That means you have a choice. You can be one of those agents who waits until April 15th and risk an audit, or worse—major penalties. Or, you can get smart and develop a plan for attacking this and next year’s tax season.

Take the dread out of one of every business owner’s most feared seasons. Here’s how:

1. Round up your receipts and make them electronic
While you might be tempted to dump a pile of paper onto your accountant and walk away this year, consider an intermediary step that may prevent hassle and headache down the road.

Before you turn over your paper records and risk losing your only documentation of your tax deductions, turn them into digital/electronic files.

How?

Send your documents off to a service like Shoeboxed.com or scan them yourself to create electronic copies you can store on your computer or the cloud.

While this step seems like extra work now, if you ever get audited or, even worse, your tax preparer should misplace a critical piece of paper before you even file, having a digital backup of your receipts keeps you covered.

2. Start tracking your mileage now
One of the most commonly missed tax deductions for real estate agents is unclaimed or under claimed vehicle mileage.
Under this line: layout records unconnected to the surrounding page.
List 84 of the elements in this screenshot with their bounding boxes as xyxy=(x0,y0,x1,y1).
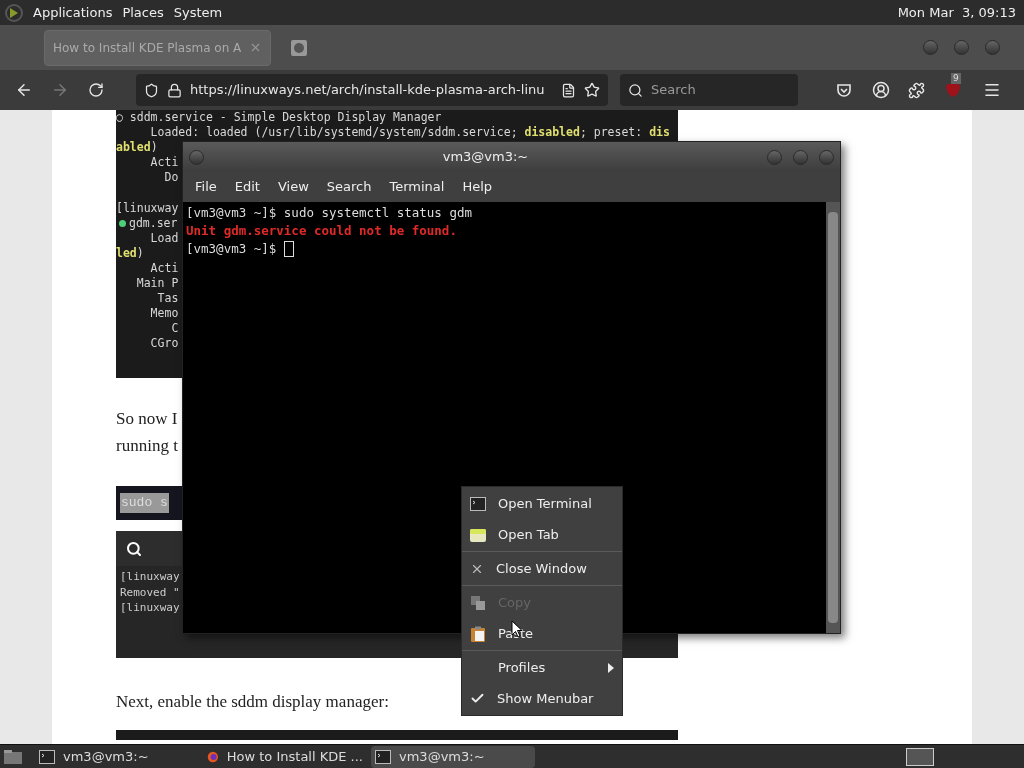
panel-menu[interactable]: Applications xyxy=(28,2,118,23)
menu-item[interactable]: Edit xyxy=(225,177,269,197)
reload-icon[interactable] xyxy=(88,82,104,98)
code-text: Loaded: loaded (/usr/lib/systemd/system/sddm.service; xyxy=(149,125,519,140)
lock-icon[interactable] xyxy=(167,82,182,98)
tab-title: How to Install KDE Plasma on A xyxy=(53,39,242,57)
copy-icon xyxy=(470,594,486,611)
account-icon[interactable] xyxy=(872,81,890,99)
paragraph-text: So now I xyxy=(116,409,178,428)
forward-icon[interactable] xyxy=(51,81,69,99)
reader-icon[interactable] xyxy=(561,82,576,98)
code-text: ) xyxy=(150,140,158,155)
code-text: dis xyxy=(649,125,670,140)
code-text: C xyxy=(170,321,179,336)
pocket-icon[interactable] xyxy=(836,82,852,98)
panel-menu[interactable]: System xyxy=(168,2,228,23)
terminal-icon xyxy=(470,496,486,511)
paragraph-text: Next, enable the sddm display manager: xyxy=(116,692,389,711)
code-text: Tas xyxy=(156,291,179,306)
command-text: sudo s xyxy=(120,493,169,513)
scrollbar-thumb[interactable] xyxy=(828,212,838,623)
bookmark-star-icon[interactable] xyxy=(584,82,600,98)
code-text: gdm.ser xyxy=(129,216,178,231)
menu-item[interactable]: File xyxy=(186,177,226,197)
search-icon xyxy=(628,82,643,98)
menu-item[interactable]: Open Terminal xyxy=(462,488,622,519)
code-text: Load xyxy=(149,231,179,246)
menu-item[interactable]: Close Window xyxy=(462,553,622,584)
code-text: [linuxway xyxy=(120,601,180,614)
menu-item[interactable]: Help xyxy=(453,177,502,197)
terminal-text: [vm3@vm3 ~]$ sudo systemctl status gdm xyxy=(186,204,472,222)
terminal-text: Unit gdm.service could not be found. xyxy=(186,222,457,240)
taskbar-button[interactable]: vm3@vm3:~ xyxy=(371,745,535,768)
favicon-icon xyxy=(291,39,308,56)
code-text: CGro xyxy=(149,336,179,351)
code-text: Do xyxy=(163,170,179,185)
logo-icon xyxy=(4,2,24,23)
clock[interactable]: Mon Mar 3, 09:13 xyxy=(897,2,1020,23)
code-text: abled xyxy=(116,140,151,155)
terminal-icon xyxy=(39,749,55,764)
url-text: https://linuxways.net/arch/install-kde-plasma-arch-linu xyxy=(190,81,545,100)
menu-item[interactable]: Show Menubar xyxy=(462,683,622,714)
code-text: ) xyxy=(136,246,144,261)
back-icon[interactable] xyxy=(15,81,33,99)
search-icon xyxy=(126,540,142,557)
taskbar-button[interactable]: vm3@vm3:~ xyxy=(35,745,199,768)
menu-item[interactable]: View xyxy=(268,177,318,197)
menu-item[interactable]: Search xyxy=(317,177,381,197)
address-bar[interactable]: https://linuxways.net/arch/install-kde-plasma-arch-linu xyxy=(136,74,608,106)
scrollbar[interactable] xyxy=(826,202,840,633)
paragraph-text: running t xyxy=(116,436,178,455)
shield-icon[interactable] xyxy=(144,82,159,98)
code-text: Main P xyxy=(135,276,179,291)
code-text: led xyxy=(116,246,137,261)
code-text: [linuxway xyxy=(120,570,180,583)
show-desktop-icon[interactable] xyxy=(3,748,23,765)
terminal-icon xyxy=(375,749,391,764)
menu-item[interactable]: Open Tab xyxy=(462,519,622,550)
code-text: Acti xyxy=(149,261,179,276)
menu-item[interactable]: Terminal xyxy=(380,177,454,197)
code-text: Acti xyxy=(149,155,179,170)
menu-item[interactable]: Paste xyxy=(462,618,622,649)
search-field[interactable]: Search xyxy=(620,74,798,106)
tab-icon xyxy=(470,527,486,542)
code-text: Removed " xyxy=(120,585,180,599)
code-text: disabled xyxy=(524,125,580,140)
panel-menu[interactable]: Places xyxy=(117,2,169,23)
terminal-text: [vm3@vm3 ~]$ xyxy=(186,240,278,258)
workspace-switcher[interactable] xyxy=(906,747,934,766)
search-placeholder: Search xyxy=(651,81,696,100)
extensions-icon[interactable] xyxy=(908,81,925,99)
code-text: ; preset: xyxy=(579,125,644,140)
clipboard-icon xyxy=(470,625,486,642)
menu-icon[interactable] xyxy=(983,81,1001,99)
extension-badge: 9 xyxy=(951,73,961,84)
code-text: ○ sddm.service - Simple Desktop Display Manager xyxy=(116,110,442,125)
window-title: vm3@vm3:~ xyxy=(441,148,530,167)
text-cursor xyxy=(283,241,294,257)
check-icon xyxy=(470,691,485,706)
submenu-arrow-icon xyxy=(608,662,614,673)
menu-item[interactable]: Profiles xyxy=(462,652,622,683)
code-text: [linuxway xyxy=(116,201,179,216)
taskbar-button[interactable]: How to Install KDE ... xyxy=(203,745,367,768)
code-text: Memo xyxy=(149,306,179,321)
Cars are one of the fastest depreciating purchases for an agent and not maximizing the current deductions for their use can be a major misstep.

While 2012 is done, this tax season is the best chance to start gearing up for smart deductions in 2013.

This includes using an app like Milebug or TripLog to track your mileage all year long. Both generate easy-to-use reports that are compliant with IRS guidelines and easy for your accountant to use to make sure you get every dollar possible in tax deductions.

Also, if you just got a new Smartphone, check out these other five apps that can help you save money as a real estate agent.

3. Get your extension early if needed
It’s the end of January and most agents are only going to get busier. If you don’t have a plan to tackle your taxes already, chances are you may need an extension to get everything done on time.

If so, don’t wait until the last minute to get in your paperwork. Visit the IRS’s website to download and complete the necessary documents to apply for your tax extension now.

4. Don’t neglect the obvious
When you’re tallying up deductions, don’t forget one of the most common overlooked items by some real estate agents like licensing and education fees.

If you renewed your license this year or attended professional development classes, those expenses are tax deductible.
If you used a part of your home to do business, those expenses could be deductible.

Be sure to take all of your business-related receipts to your accountant and download our helpful handout on commonly missed tax deductions for real estate to make sure you’re maximizing your deduction opportunities.

5. Talk to your pro about your future, too
The final step in every smart agent’s tax plan this year should be to develop a plan for the year ahead. Tax laws have changed in a number of ways for 2013 that could increase your tax liability. Talk to your accountant or certified tax professional about money management tips and tools to help make sure you’re ahead of the game and ready to maximize your deductions in the year to come.

Here are five of our suggestions for avoiding tax crises this year. What would you add to the list based on your experiences?